Face à la menace persistante de droits de douane américains de 50 % sur l’aluminium, le Canada pourrait venir en aide financièrement à ses producteurs nationaux, a indiqué samedi l’Association de l’aluminium du Canada (AAC). Alors que l’industrie s’inquiète des effets déstabilisateurs de cette mesure protectionniste, des discussions seraient en cours entre le gouvernement fédéral et les principaux acteurs du secteur.
Selon Jean Simard, président-directeur général de l’AAC, ces droits de douane imposés par Washington sur les exportations canadiennes d’aluminium risquent de porter un « coup sévère » à la compétitivité du secteur, notamment au Québec, cœur névralgique de la production canadienne. « Si ces tarifs se maintiennent, un soutien gouvernemental sera essentiel pour protéger les investissements, les emplois et les capacités de production », a-t-il déclaré.

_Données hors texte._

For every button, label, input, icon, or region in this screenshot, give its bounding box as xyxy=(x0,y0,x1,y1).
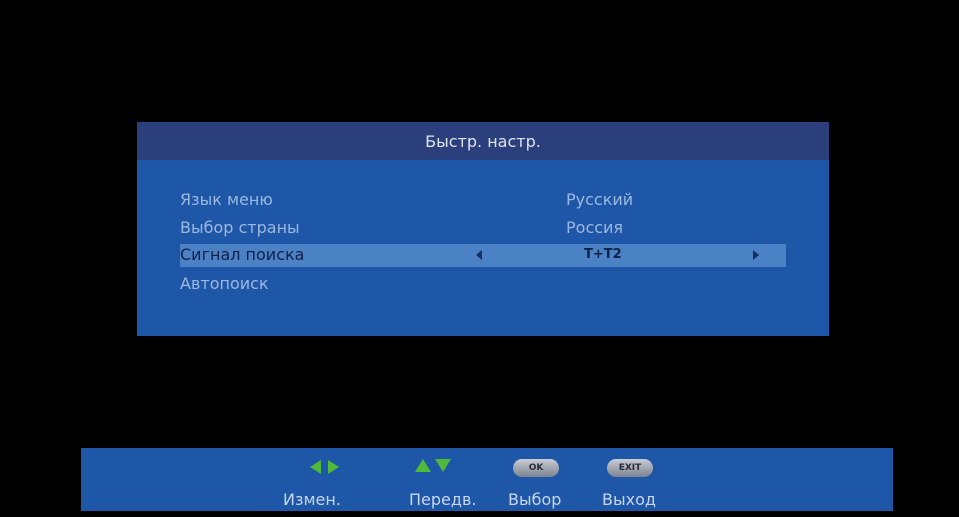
hint-exit[interactable]: EXIT Выход xyxy=(597,448,677,511)
arrow-right-icon[interactable] xyxy=(753,250,759,260)
exit-key-icon: EXIT xyxy=(607,459,653,477)
left-arrow-icon xyxy=(310,460,321,474)
menu-item-label: Сигнал поиска xyxy=(180,245,305,264)
hint-select-label: Выбор xyxy=(508,490,562,509)
menu-item-country[interactable]: Выбор страны Россия xyxy=(137,216,829,240)
arrow-left-icon[interactable] xyxy=(476,250,482,260)
menu-item-value: Россия xyxy=(566,218,624,237)
hint-move[interactable]: Передв. xyxy=(409,448,489,511)
menu-item-search-signal[interactable]: Сигнал поиска T+T2 xyxy=(180,244,786,267)
tv-screen: Быстр. настр. Язык меню Русский Выбор ст… xyxy=(0,0,959,517)
hint-change[interactable]: Измен. xyxy=(283,448,373,511)
right-arrow-icon xyxy=(328,460,339,474)
ok-key-icon: OK xyxy=(513,459,559,477)
menu-item-value: T+T2 xyxy=(584,247,622,262)
hint-select[interactable]: OK Выбор xyxy=(508,448,578,511)
down-arrow-icon xyxy=(435,459,451,472)
menu-item-language[interactable]: Язык меню Русский xyxy=(137,188,829,212)
menu-item-label: Выбор страны xyxy=(180,218,300,237)
hint-change-label: Измен. xyxy=(283,490,341,509)
menu-item-label: Автопоиск xyxy=(180,274,269,293)
help-bar: Измен. Передв. OK Выбор EXIT Выход xyxy=(81,448,893,511)
hint-move-label: Передв. xyxy=(409,490,477,509)
quick-setup-dialog: Быстр. настр. Язык меню Русский Выбор ст… xyxy=(137,122,829,336)
menu-item-autosearch[interactable]: Автопоиск xyxy=(137,272,829,296)
dialog-title: Быстр. настр. xyxy=(137,122,829,160)
up-arrow-icon xyxy=(415,459,431,472)
menu-item-label: Язык меню xyxy=(180,190,273,209)
hint-exit-label: Выход xyxy=(602,490,656,509)
menu-item-value: Русский xyxy=(566,190,634,209)
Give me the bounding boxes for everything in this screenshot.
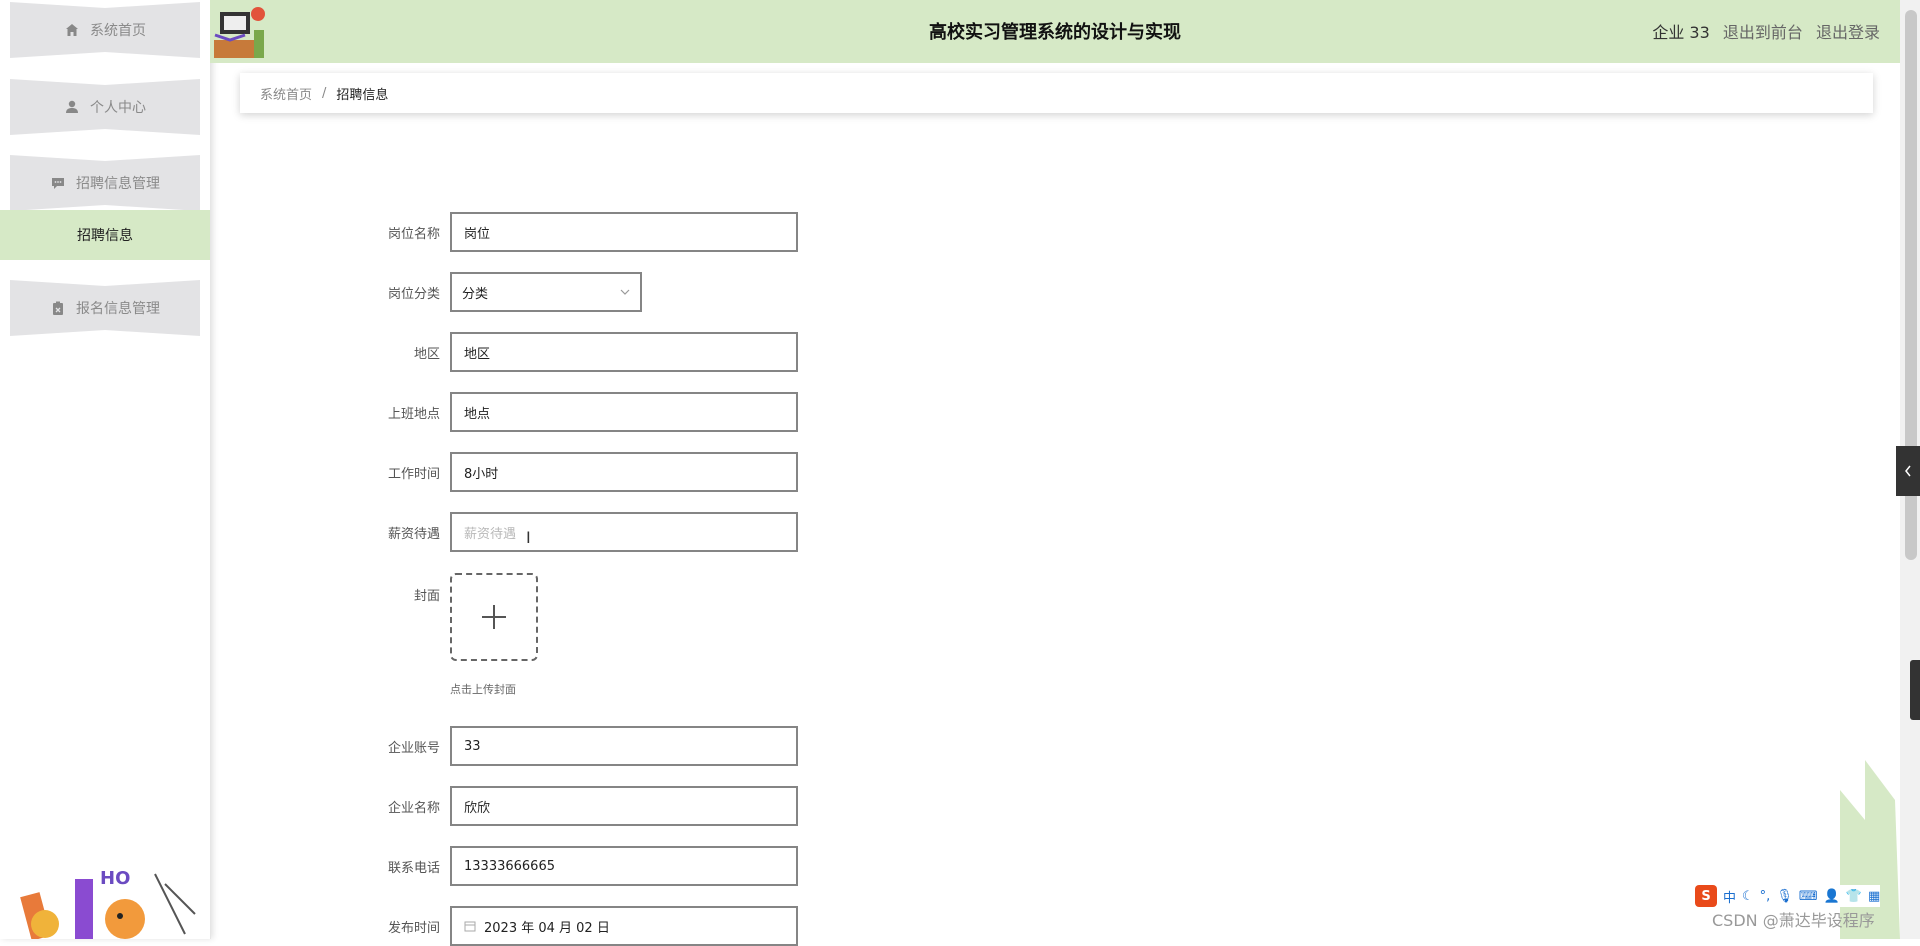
side-panel-toggle[interactable] bbox=[1896, 446, 1920, 496]
sidebar-item-label: 招聘信息管理 bbox=[76, 176, 160, 192]
user-name: 企业 33 bbox=[1652, 23, 1710, 42]
form-row-work-place: 上班地点 地点 bbox=[370, 392, 798, 432]
work-place-input[interactable]: 地点 bbox=[450, 392, 798, 432]
company-name-input[interactable]: 欣欣 bbox=[450, 786, 798, 826]
top-header: 高校实习管理系统的设计与实现 企业 33 退出到前台 退出登录 bbox=[210, 0, 1900, 63]
input-placeholder: 薪资待遇 bbox=[464, 526, 517, 542]
form-row-work-time: 工作时间 8小时 bbox=[370, 452, 798, 492]
phone-input[interactable]: 13333666665 bbox=[450, 846, 798, 886]
field-label: 发布时间 bbox=[387, 920, 440, 936]
breadcrumb: 系统首页 / 招聘信息 bbox=[240, 73, 1873, 113]
field-label: 封面 bbox=[413, 589, 440, 604]
home-icon bbox=[64, 22, 80, 38]
moon-icon: ☾ bbox=[1742, 888, 1754, 904]
breadcrumb-home[interactable]: 系统首页 bbox=[260, 84, 312, 103]
input-value: 13333666665 bbox=[464, 858, 555, 874]
watermark: CSDN @萧达毕设程序 bbox=[1712, 911, 1875, 930]
input-value: 2023 年 04 月 02 日 bbox=[484, 920, 610, 936]
header-right: 企业 33 退出到前台 退出登录 bbox=[1644, 0, 1880, 63]
select-value: 分类 bbox=[462, 286, 489, 302]
sidebar-subitem-label: 招聘信息 bbox=[77, 228, 133, 244]
form-row-company-account: 企业账号 33 bbox=[370, 726, 798, 766]
sidebar-item-application-management[interactable]: 报名信息管理 bbox=[10, 280, 200, 336]
field-label: 地区 bbox=[413, 346, 440, 362]
user-icon bbox=[64, 99, 80, 115]
plus-icon bbox=[482, 605, 506, 629]
grid-icon: ▦ bbox=[1867, 888, 1881, 904]
message-icon bbox=[50, 175, 66, 191]
text-cursor-icon: I bbox=[526, 528, 531, 547]
breadcrumb-current: 招聘信息 bbox=[336, 87, 389, 103]
form-row-company-name: 企业名称 欣欣 bbox=[370, 786, 798, 826]
field-label: 企业账号 bbox=[387, 740, 440, 756]
sidebar-subitem-recruitment-info[interactable]: 招聘信息 bbox=[0, 210, 210, 260]
company-account-input[interactable]: 33 bbox=[450, 726, 798, 766]
calendar-icon bbox=[464, 921, 476, 932]
sogou-icon: S bbox=[1695, 885, 1717, 907]
breadcrumb-separator: / bbox=[322, 85, 327, 101]
form-row-position-name: 岗位名称 岗位 bbox=[370, 212, 798, 252]
region-input[interactable]: 地区 bbox=[450, 332, 798, 372]
keyboard-icon: ⌨ bbox=[1798, 888, 1818, 904]
floating-widget[interactable] bbox=[1910, 660, 1920, 720]
form-row-category: 岗位分类 分类 bbox=[370, 272, 642, 312]
field-label: 工作时间 bbox=[387, 466, 440, 482]
ime-mode: 中 bbox=[1723, 890, 1737, 906]
chevron-left-icon bbox=[1905, 465, 1911, 477]
microphone-icon: 🎙 bbox=[1776, 888, 1793, 904]
input-value: 33 bbox=[464, 738, 481, 754]
clipboard-icon bbox=[50, 300, 66, 316]
form-row-publish-time: 发布时间 2023 年 04 月 02 日 bbox=[370, 906, 798, 946]
position-name-input[interactable]: 岗位 bbox=[450, 212, 798, 252]
ime-toolbar: S 中 ☾ °, 🎙 ⌨ 👤 👕 ▦ bbox=[1695, 885, 1881, 907]
form-row-salary: 薪资待遇 薪资待遇 bbox=[370, 512, 798, 552]
sidebar-item-label: 系统首页 bbox=[90, 23, 146, 39]
sidebar-item-label: 报名信息管理 bbox=[76, 301, 160, 317]
input-value: 欣欣 bbox=[464, 800, 491, 816]
back-to-front-link[interactable]: 退出到前台 bbox=[1723, 23, 1803, 42]
category-select[interactable]: 分类 bbox=[450, 272, 642, 312]
sidebar-item-home[interactable]: 系统首页 bbox=[10, 2, 200, 58]
svg-text:HO: HO bbox=[100, 868, 130, 889]
logout-link[interactable]: 退出登录 bbox=[1816, 23, 1880, 42]
publish-time-picker[interactable]: 2023 年 04 月 02 日 bbox=[450, 906, 798, 946]
form-row-phone: 联系电话 13333666665 bbox=[370, 846, 798, 886]
input-value: 地点 bbox=[464, 406, 491, 422]
sidebar-item-personal-center[interactable]: 个人中心 bbox=[10, 79, 200, 135]
field-label: 岗位分类 bbox=[387, 286, 440, 302]
field-label: 上班地点 bbox=[387, 406, 440, 422]
field-label: 联系电话 bbox=[387, 860, 440, 876]
field-label: 企业名称 bbox=[387, 800, 440, 816]
sidebar-item-recruitment-management[interactable]: 招聘信息管理 bbox=[10, 155, 200, 211]
field-label: 岗位名称 bbox=[387, 226, 440, 242]
form-row-cover: 封面 bbox=[370, 573, 538, 661]
field-label: 薪资待遇 bbox=[387, 526, 440, 542]
sidebar-item-label: 个人中心 bbox=[90, 100, 146, 116]
form-row-region: 地区 地区 bbox=[370, 332, 798, 372]
punctuation-icon: °, bbox=[1759, 888, 1771, 904]
input-value: 8小时 bbox=[464, 466, 499, 482]
work-time-input[interactable]: 8小时 bbox=[450, 452, 798, 492]
upload-hint: 点击上传封面 bbox=[450, 683, 516, 696]
cover-upload-button[interactable] bbox=[450, 573, 538, 661]
input-value: 岗位 bbox=[464, 226, 491, 242]
salary-input[interactable]: 薪资待遇 bbox=[450, 512, 798, 552]
sidebar: 系统首页 个人中心 招聘信息管理 招聘信息 报名信息管理 HO bbox=[0, 0, 211, 939]
chevron-down-icon bbox=[620, 289, 630, 295]
user-icon: 👤 bbox=[1823, 888, 1840, 904]
input-value: 地区 bbox=[464, 346, 491, 362]
shirt-icon: 👕 bbox=[1845, 888, 1862, 904]
decorative-illustration: HO bbox=[20, 868, 196, 939]
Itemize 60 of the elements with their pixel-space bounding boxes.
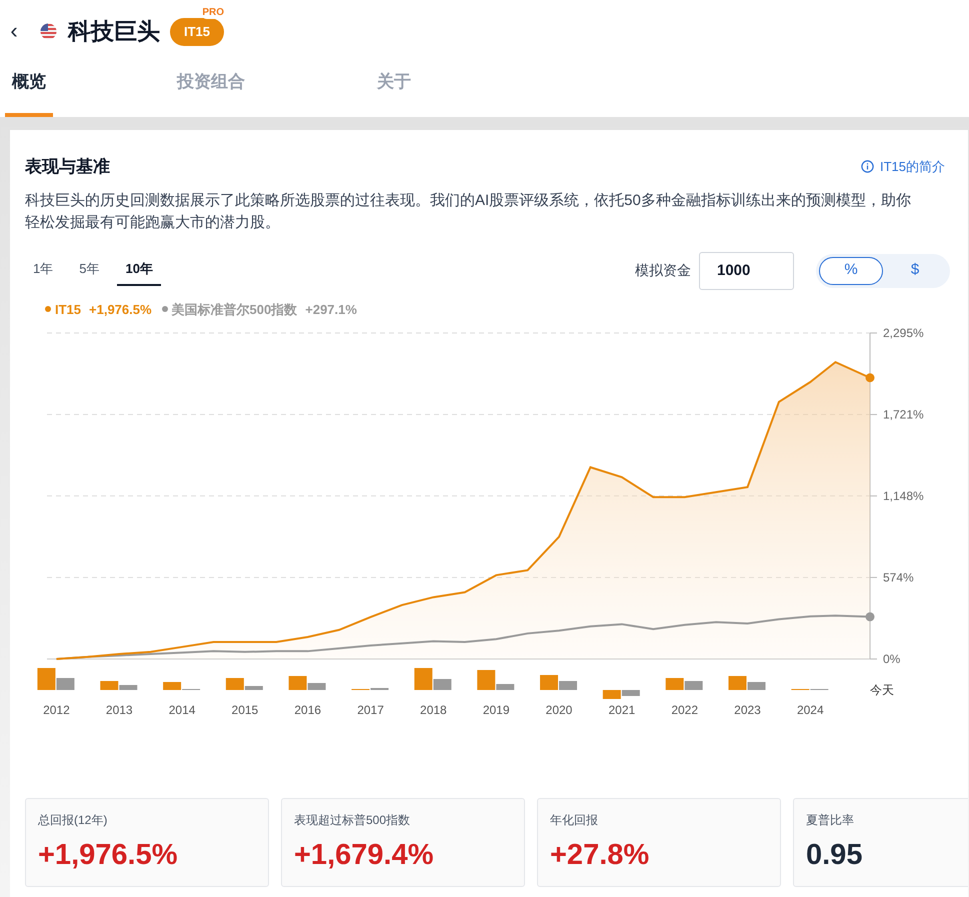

Les États-Unis justifient ces tarifs élevés par la nécessité de protéger leur industrie nationale, invoquant des préoccupations en matière de sécurité économique. Le Canada, principal fournisseur d’aluminium aux États-Unis, rejette ces arguments et appelle à une résolution négociée du différend commercial.
Le gouvernement canadien n’a pas confirmé publiquement la mise en place d’un mécanisme d’aide, mais selon des sources proches du dossier, plusieurs options sont envisagées, incluant des subventions ciblées, des crédits d’impôt ou des garanties de prêts. Ottawa chercherait à éviter toute escalade tout en soutenant une industrie jugée stratégique.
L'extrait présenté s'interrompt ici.